Mes liens avec Francis PEIGNE sont à la fois familiaux (famille ROBERT par mes cousins Mariette et Marc) et amicaux (famille André JOUSSAUME).
Nous étions donc amenés, tout au long de nos parcours professionnels et syndicaux respectifs, à échanger nos expériences, nos idées et nos projets.
Avant la Réforme DEBRE, Francis PEIGNé fut un neuro-psychiâtre consultant de ville, avec une activité hospitalière à temps partiel jusqu'à son adhésion au plein-temps en qualité de chef de service à l'Hôpital COCHIN.
Membres de la Fédération CGC des Médecins Salariés, nous avons été amenés à prendre dès 1958, une part de plus en plus importante dans le mouvement contestataire induit par l'ampleur de la Réforme Hospitalo-Universitaire qui a profondément transformé, par l'extension du plein-temps, les modalités d'exercice de plusieurs générations de spécialistes de toutes disciplines.
Par l'objectivité de ses analyses, par la pondération et la pertinence de ses propos, par l'opportunité de ses prises de position, Francis PEIGNé s'est vite imposé comme un leader modéré capable de rassembler une majorité désorientée et prête à tous les excès. C'est ainsi qu'il fut porté à la présidence de l'Intersyndicale Nationale des Praticiens Hospitaliers dite "du 12 février 1983" qui devint un des principaux interlocuteurs des pouvoirs publics qui se trouvaient parfois eux-mêmes dépassés par les conséquences des réformes et de leur application sur le terrain.
Outre la mise au point des réformes statutaires d'accompagnement, Francis PEIGNé s'impliqua totalement avec le soutien de la CGC, dans une réforme audacieuse inspirée de certaines structures européennes : la "départementalisation" qui était impatiemment attendue par les jeunes chefs de clinique. Par contre, ce projet fut mal expliqué et mal compris de leurs aînés . Pour diverses raisons et notamment le changement inopiné de gouvernement [1], cette réforme fut retardée et finalement abandonnée.

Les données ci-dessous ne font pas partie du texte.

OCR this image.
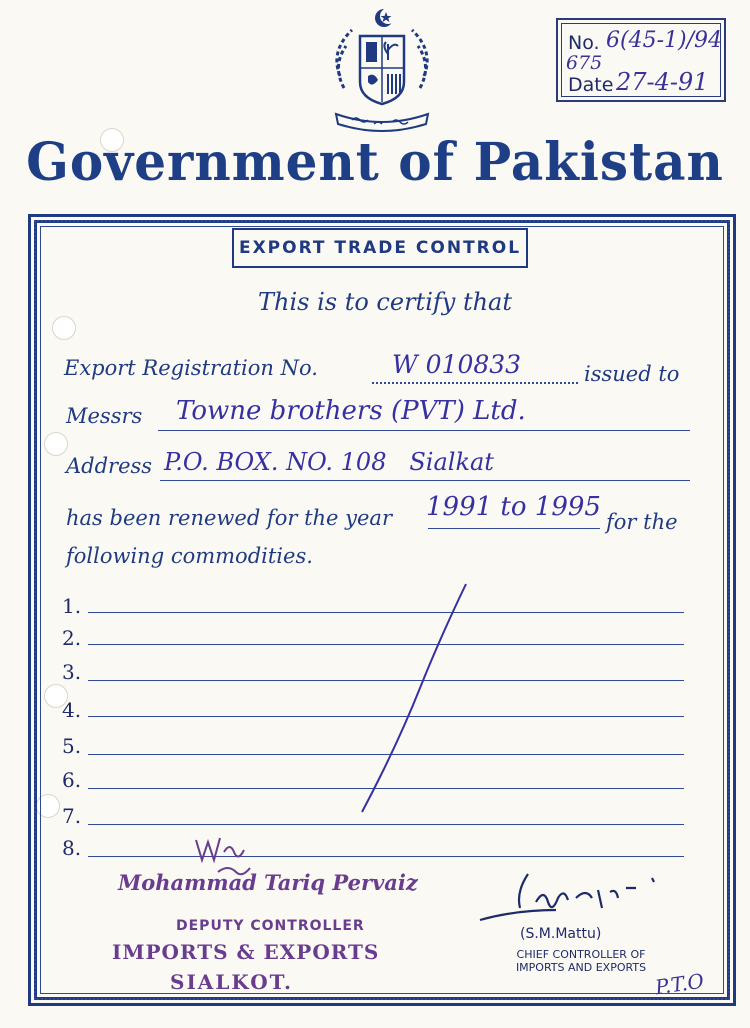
No. 6(45-1)/94
675
Date 27-4-91
Government of Pakistan
EXPORT TRADE CONTROL
This is to certify that
Export Registration No.	W 010833	issued to
Messrs Towne brothers (PVT) Ltd.
Address P.O. BOX. NO. 108   Sialkat
has been renewed for the year 1991 to 1995 for the
following commodities.
1.
2.
3.
4.
5.
6.
7.
8.
Mohammad Tariq Pervaiz
DEPUTY CONTROLLER
IMPORTS & EXPORTS
SIALKOT.
(S.M.Mattu)
CHIEF CONTROLLER OF
IMPORTS AND EXPORTS
P.T.O
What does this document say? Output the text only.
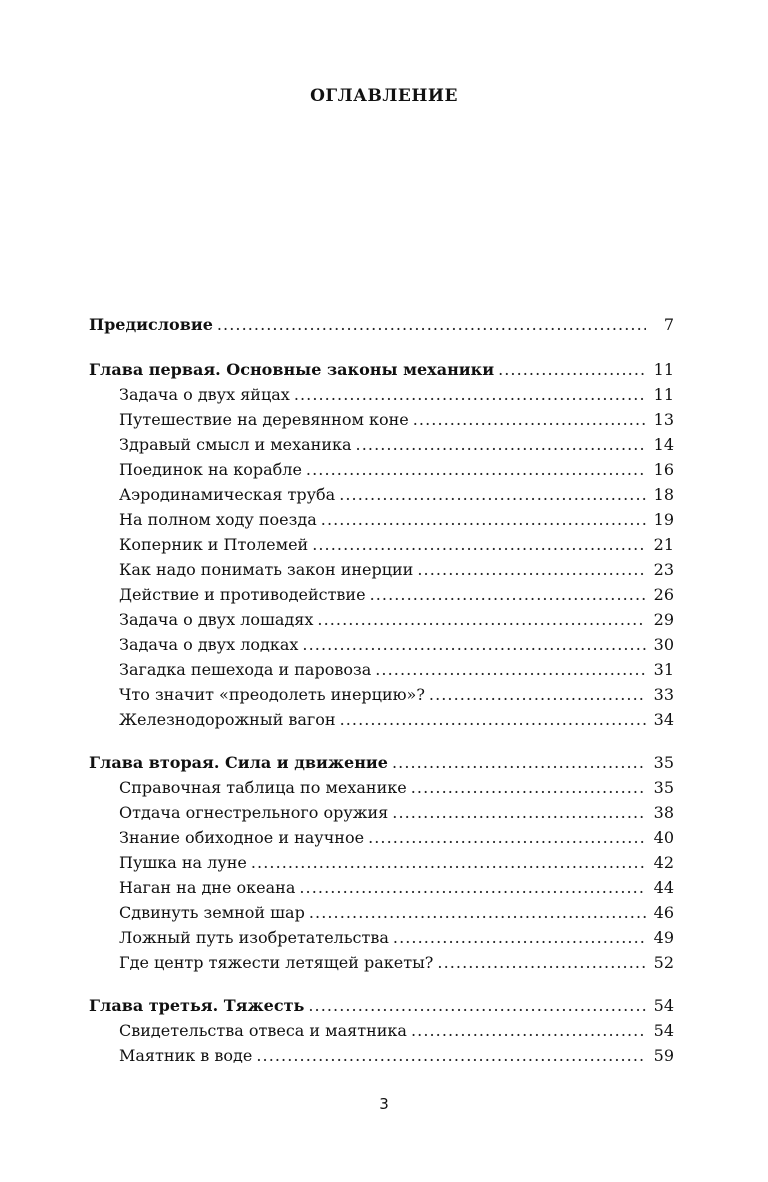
ОГЛАВЛЕНИЕ
Предисловие . . .	7
Глава первая. Основные законы механики . . .	11
Задача о двух яйцах . . .	11
Путешествие на деревянном коне . . .	13
Здравый смысл и механика . . .	14
Поединок на корабле . . .	16
Аэродинамическая труба . . .	18
На полном ходу поезда . . .	19
Коперник и Птолемей . . .	21
Как надо понимать закон инерции . . .	23
Действие и противодействие . . .	26
Задача о двух лошадях . . .	29
Задача о двух лодках . . .	30
Загадка пешехода и паровоза . . .	31
Что значит «преодолеть инерцию»? . . .	33
Железнодорожный вагон . . .	34
Глава вторая. Сила и движение . . .	35
Справочная таблица по механике . . .	35
Отдача огнестрельного оружия . . .	38
Знание обиходное и научное . . .	40
Пушка на луне . . .	42
Наган на дне океана . . .	44
Сдвинуть земной шар . . .	46
Ложный путь изобретательства . . .	49
Где центр тяжести летящей ракеты? . . .	52
Глава третья. Тяжесть . . .	54
Свидетельства отвеса и маятника . . .	54
Маятник в воде . . .	59
3
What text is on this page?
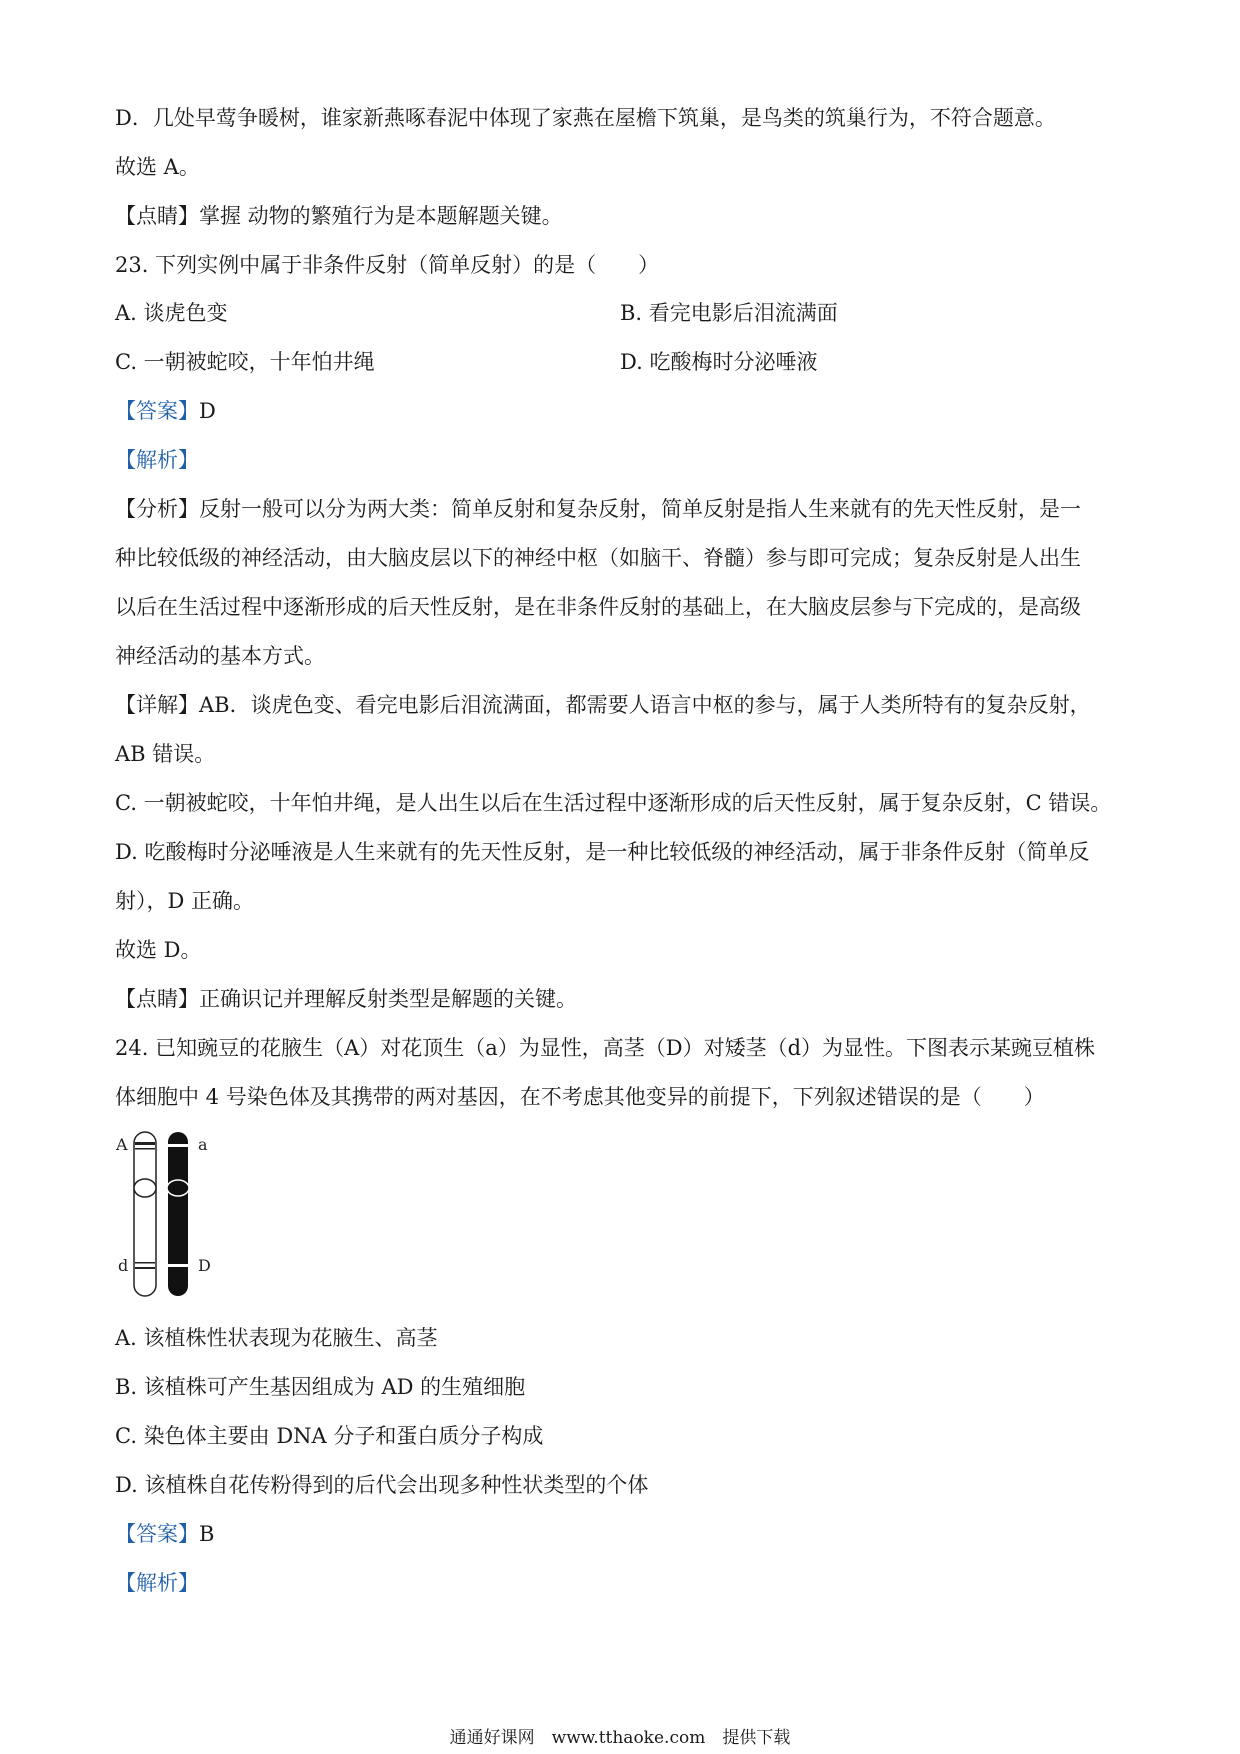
D．几处早莺争暖树，谁家新燕啄春泥中体现了家燕在屋檐下筑巢，是鸟类的筑巢行为，不符合题意。
故选 A。
【点睛】掌握 动物的繁殖行为是本题解题关键。
23. 下列实例中属于非条件反射（简单反射）的是（　　）
A. 谈虎色变	B. 看完电影后泪流满面
C. 一朝被蛇咬，十年怕井绳	D. 吃酸梅时分泌唾液
【答案】D
【解析】
【分析】反射一般可以分为两大类：简单反射和复杂反射，简单反射是指人生来就有的先天性反射，是一
种比较低级的神经活动，由大脑皮层以下的神经中枢（如脑干、脊髓）参与即可完成；复杂反射是人出生
以后在生活过程中逐渐形成的后天性反射，是在非条件反射的基础上，在大脑皮层参与下完成的，是高级
神经活动的基本方式。
【详解】AB．谈虎色变、看完电影后泪流满面，都需要人语言中枢的参与，属于人类所特有的复杂反射，
AB 错误。
C. 一朝被蛇咬，十年怕井绳，是人出生以后在生活过程中逐渐形成的后天性反射，属于复杂反射，C 错误。
D. 吃酸梅时分泌唾液是人生来就有的先天性反射，是一种比较低级的神经活动，属于非条件反射（简单反
射），D 正确。
故选 D。
【点睛】正确识记并理解反射类型是解题的关键。
24. 已知豌豆的花腋生（A）对花顶生（a）为显性，高茎（D）对矮茎（d）为显性。下图表示某豌豆植株
体细胞中 4 号染色体及其携带的两对基因，在不考虑其他变异的前提下，下列叙述错误的是（　　）
A	a
d	D
A. 该植株性状表现为花腋生、高茎
B. 该植株可产生基因组成为 AD 的生殖细胞
C. 染色体主要由 DNA 分子和蛋白质分子构成
D. 该植株自花传粉得到的后代会出现多种性状类型的个体
【答案】B
【解析】
通通好课网　www.tthaoke.com　提供下载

Par la suite, Francis PEIGNé fut chargé de mission par le Ministre Claude EVIN qui eut la responsabilité dans le gouvernement ROCARD de préparer, après celle de Robert BOULIN du 31 décembre 1970, la seconde Loi hospitalière du 31 juillet 1991. Cette loi fut en grande partie inspirée par le rapport de la mission PEIGNé à laquelle il m'a fait l'honneur de m'associer. [2]
Francis PEIGNé a exercé une profonde influence sur le corps médical hospitalier public pendant toutes les années qui suivirent en raison de sa forte personnalité, de sa longue expérience du milieu professionnel dans toutes ses composantes et de la sagesse de ses avis. Il fut même à la demande du Dr. Louis SERFATY, ancien Président de la F.H.P. un des animateurs du Club 3 P [3]  réunissant périodiquement un certain nombre de professionnels de santé, administratifs, économistes, gestionnaires décideurs politiques de toutes tendances concernés par les problèmes complexes relevant de la santé et de la protection sociale, de leur évolution, et de leur économie.
Du brassage des idées évoquées lors de ces réunions mensuelles, on a pu entrevoir l'esquisse de la médecine de demain et les transformations imaginables dans les innombrables façons de l'exercer au bénéfice d'une population dont l'espérance de vie s'accroît régulièrement.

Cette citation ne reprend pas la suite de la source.